Mind you, I am NOT attacking TheOverseer714, I quite like the guy. It's just the :gripe: of an :old: who's gone too long without either :coffee: or properly distilled beverages of Pictic origin.
 
That the peerless Roman legions are represented by a 3-3-1 stat line in order to give other civs a chance? . . .

And where did the Age of Sail disappear to? 100-gun ships-of-the-line ruled the seas from 1637 (Pett's Sovereign of the Seas aka Royal Sovereign) to 1859 when the French ironclad frigate Gloire entered service. Europe and the world of today was shaped during these 222 years, by fleets of these ships.
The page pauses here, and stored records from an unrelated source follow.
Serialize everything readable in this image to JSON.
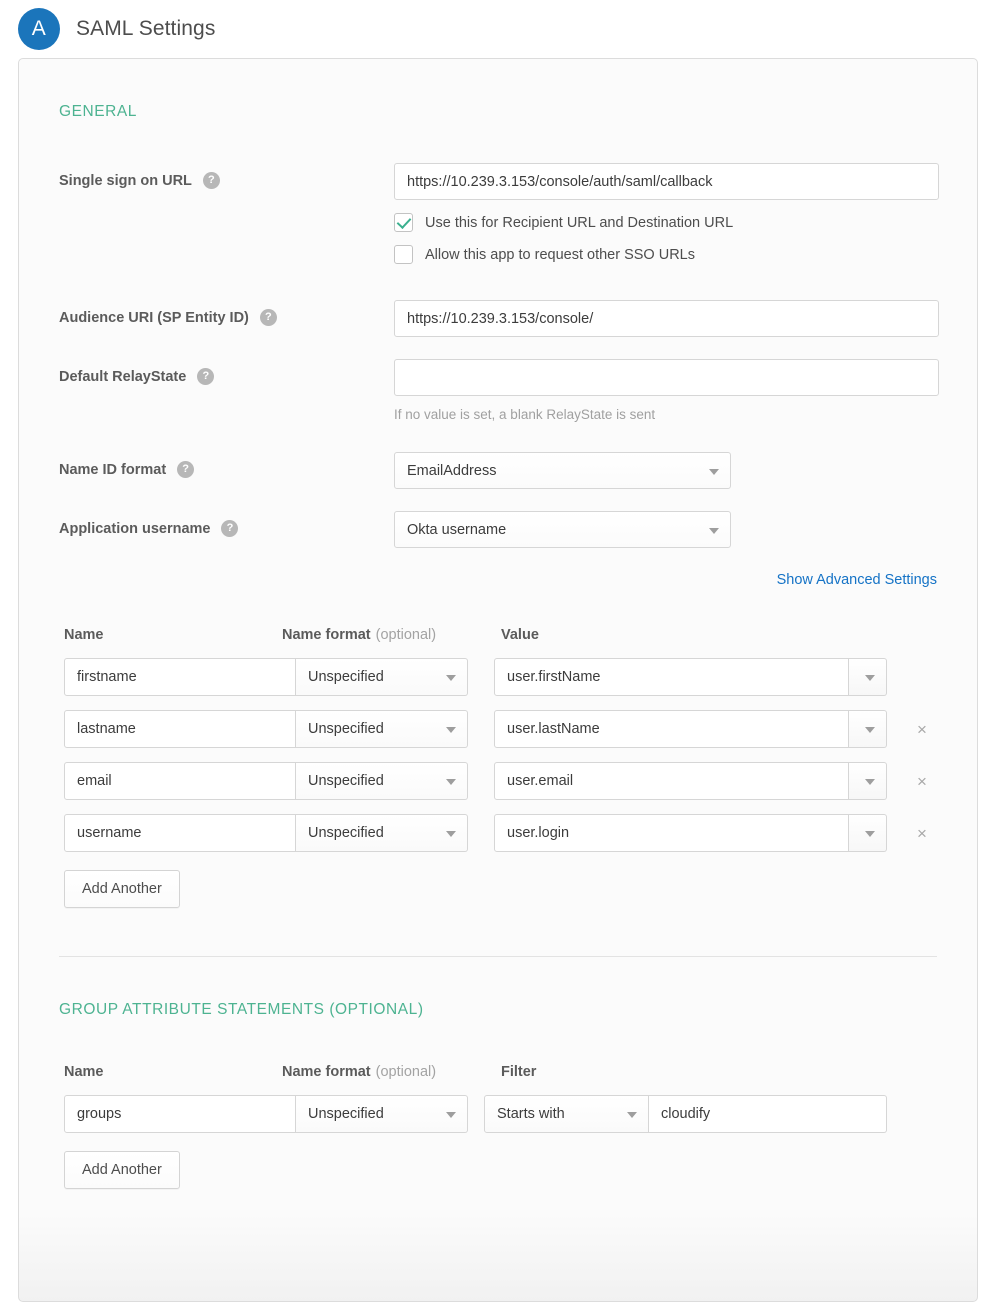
{
  "header": {
    "avatar_letter": "A",
    "title": "SAML Settings"
  },
  "general": {
    "heading": "GENERAL",
    "fields": {
      "sso_url": {
        "label": "Single sign on URL",
        "help": "?",
        "value": "https://10.239.3.153/console/auth/saml/callback"
      },
      "checkbox_recipient": {
        "label": "Use this for Recipient URL and Destination URL",
        "checked": true
      },
      "checkbox_other_sso": {
        "label": "Allow this app to request other SSO URLs",
        "checked": false
      },
      "audience_uri": {
        "label": "Audience URI (SP Entity ID)",
        "help": "?",
        "value": "https://10.239.3.153/console/"
      },
      "relay_state": {
        "label": "Default RelayState",
        "help": "?",
        "value": "",
        "placeholder": "",
        "hint": "If no value is set, a blank RelayState is sent"
      },
      "name_id_format": {
        "label": "Name ID format",
        "help": "?",
        "value": "EmailAddress"
      },
      "application_username": {
        "label": "Application username",
        "help": "?",
        "value": "Okta username"
      }
    },
    "advanced_link": "Show Advanced Settings"
  },
  "attribute_statements": {
    "columns": {
      "name": "Name",
      "name_format": "Name format",
      "optional": "(optional)",
      "value": "Value"
    },
    "rows": [
      {
        "name": "firstname",
        "format": "Unspecified",
        "value": "user.firstName",
        "removable": false
      },
      {
        "name": "lastname",
        "format": "Unspecified",
        "value": "user.lastName",
        "removable": true
      },
      {
        "name": "email",
        "format": "Unspecified",
        "value": "user.email",
        "removable": true
      },
      {
        "name": "username",
        "format": "Unspecified",
        "value": "user.login",
        "removable": true
      }
    ],
    "add_another": "Add Another",
    "remove_glyph": "×"
  },
  "group_attribute_statements": {
    "heading": "GROUP ATTRIBUTE STATEMENTS (OPTIONAL)",
    "columns": {
      "name": "Name",
      "name_format": "Name format",
      "optional": "(optional)",
      "filter": "Filter"
    },
    "rows": [
      {
        "name": "groups",
        "format": "Unspecified",
        "filter_op": "Starts with",
        "filter_value": "cloudify"
      }
    ],
    "add_another": "Add Another"
  },
  "colors": {
    "accent_green": "#4db391",
    "link_blue": "#1573c6",
    "avatar_blue": "#1b75bb",
    "check_green": "#3bb08f",
    "label_gray": "#5b5b5b",
    "hint_gray": "#a0a0a0"
  }
}
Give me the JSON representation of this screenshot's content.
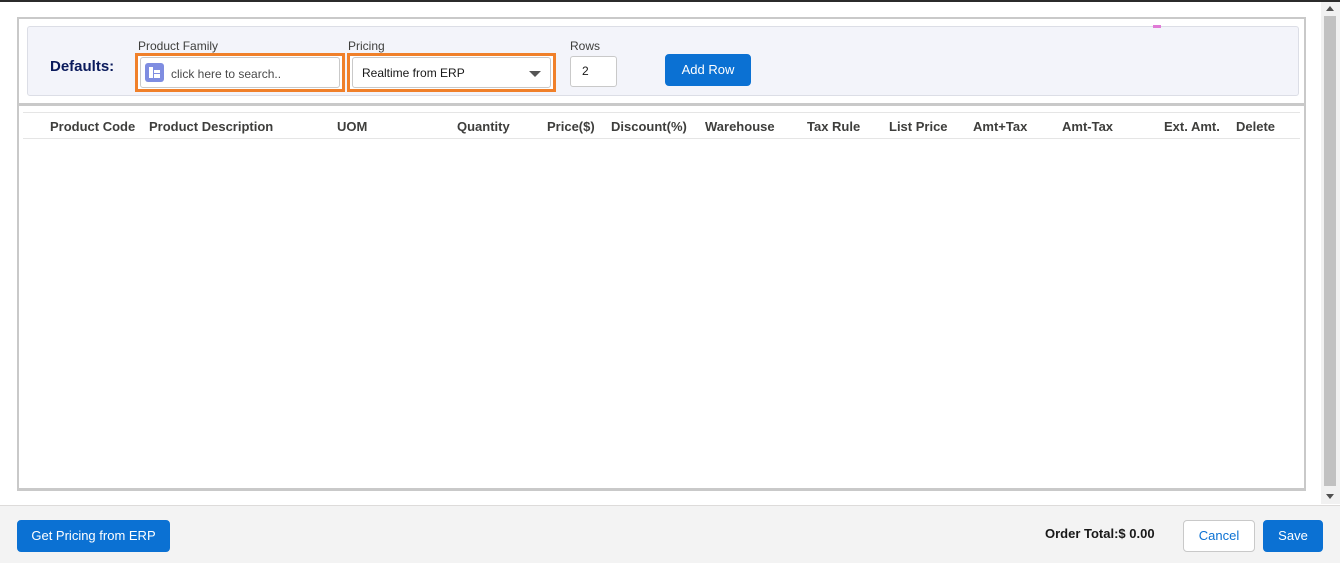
{
  "defaults": {
    "label": "Defaults:",
    "product_family": {
      "label": "Product Family",
      "placeholder": "click here to search.."
    },
    "pricing": {
      "label": "Pricing",
      "selected": "Realtime from ERP"
    },
    "rows": {
      "label": "Rows",
      "value": "2"
    },
    "add_row_label": "Add Row"
  },
  "table": {
    "columns": [
      "Product Code",
      "Product Description",
      "UOM",
      "Quantity",
      "Price($)",
      "Discount(%)",
      "Warehouse",
      "Tax Rule",
      "List Price",
      "Amt+Tax",
      "Amt-Tax",
      "Ext. Amt.",
      "Delete"
    ],
    "rows": []
  },
  "footer": {
    "get_pricing_label": "Get Pricing from ERP",
    "order_total": "Order Total:$ 0.00",
    "cancel_label": "Cancel",
    "save_label": "Save"
  },
  "colors": {
    "brand": "#0b71d3",
    "highlight": "#f0802a",
    "defaults_label": "#0a1a5c",
    "lookup_icon": "#7f8de1"
  }
}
What does Civ give us and how many build fleets of :rolleyes: frigates?

Sometimes, knowledge of history and military matters get in the way of appreciating what is essentially a brilliant game that could have been oh so much better... :(

Peerless legions? I believe the victors of Cannae would beg to differ with you. And the Parthians would be snickering from their saddles.

As for sail, there never were enough first-rates to be decisive for any navy during the period; these were prestige vessels, more than useful ones. (There weren't all that many fleet actions for the time period to begin with, compared to the number of wars & navies, but that is a different matter.) the real power of a navy was in the 3rd-rates & frigates, as evidenced by some numbers: in 1794, the RN disposed of 5 1sts, 9 2nds, & 71 3rds, with 88 5th & 6th-rate frigates. 20 years later, the RN disposed of 87 3rds, 121 5ths--but only 5 2nds & 7 1sts. Looks to me like someone was busy building fleets of frigates during that time--and losing their 100-gunners. I agree that a 74 would be a nice historic addition, but the tech pace is so accelerated by then that I can understand why it was omitted.

And as it happens, in my current 'pelago I have built a fleet of frigates, & very useful vessels they have proven to be. But I prefer my Desron 1 :D

kk
 
Can some moderator give these idiots a warning and delete all this offtopic bullcrap?
Overseer: don't try to be right all the time. Who cares.
Meisen: don't be an asswanker all the time.